Après tout, le réalisateur et polémiste américain
suit ici la tournée de promotion de son propre livre, Downsize
This, à travers l'Amérique. Mais il faut comprendre
que l'efficacité même de ce que l'on peut carrément
qualifier de «méthode Moore» depuis l'immense succès
de Bowling For Columbine découle directement de la présence
d'un protagoniste central auquel l'Américain moyen puisse s'identifier.

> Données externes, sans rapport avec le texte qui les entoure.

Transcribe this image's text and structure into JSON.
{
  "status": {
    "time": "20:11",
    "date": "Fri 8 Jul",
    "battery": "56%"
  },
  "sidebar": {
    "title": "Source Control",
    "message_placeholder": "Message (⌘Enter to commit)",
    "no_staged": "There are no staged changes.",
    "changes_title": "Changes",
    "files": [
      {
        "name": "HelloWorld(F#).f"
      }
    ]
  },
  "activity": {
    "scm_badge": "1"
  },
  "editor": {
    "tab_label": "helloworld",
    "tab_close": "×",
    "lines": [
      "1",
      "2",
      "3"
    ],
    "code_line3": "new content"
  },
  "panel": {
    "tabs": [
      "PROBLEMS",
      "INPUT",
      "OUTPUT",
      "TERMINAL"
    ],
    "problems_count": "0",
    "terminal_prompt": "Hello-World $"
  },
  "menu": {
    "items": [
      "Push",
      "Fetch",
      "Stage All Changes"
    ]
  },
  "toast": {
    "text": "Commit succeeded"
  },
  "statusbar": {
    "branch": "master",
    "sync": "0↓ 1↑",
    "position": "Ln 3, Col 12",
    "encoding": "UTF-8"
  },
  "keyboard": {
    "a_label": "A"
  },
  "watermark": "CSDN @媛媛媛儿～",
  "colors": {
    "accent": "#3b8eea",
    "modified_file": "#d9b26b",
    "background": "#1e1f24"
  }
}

Car c'est cet Américain moyen qui demeure le public cible du
réalisateur, ce qui explique pourquoi il doit parfois niveler
vers le bas ou simplifier sa rhétorique. S'il frôle souvent
la caricature, le personnage qu'interprète Moore dès qu'il
est en public n'en demeure pas moins une figure marquante dont les opinions
et les origines sont claires.
Or, force est d'admettre que sa lutte pour la remise en question des
principes de bases de notre économie est non seulement fort louable
mais carrément vitale. Et, s'il suit ici ses propres aventures
d'une ville à l'autre, c'est qu'il y a quelque chose de bien
étrange qui se trame en Amérique actuellement, une maladie
dangereuse et selon certains incurable qui semble régir au nom
d'une logique fort obscure notre organisation politique, économique,
est-il même possible de séparer les deux, et sociale. Le
citoyen n'est rien s'il n'est pas actionnaire et tout ce qui semble
compter aux yeux de l'actionnaire est la toute puissante croissance
économique. Peu importe que les ressources de notre bonne vieille
planète soient limitées, ou que les conséquences
humaines de cette poursuite obsessionnelle de la hausse des rendements
soient catastrophiques. Il n'y a pas de limites à l'argent que
désire l'actionnaire.
Voilà que par un pur hasard orchestré au montage, il semble
que toutes les villes que visite Moore lors de son grand périple
souffrent directement des effets secondaires de la domination des économistes.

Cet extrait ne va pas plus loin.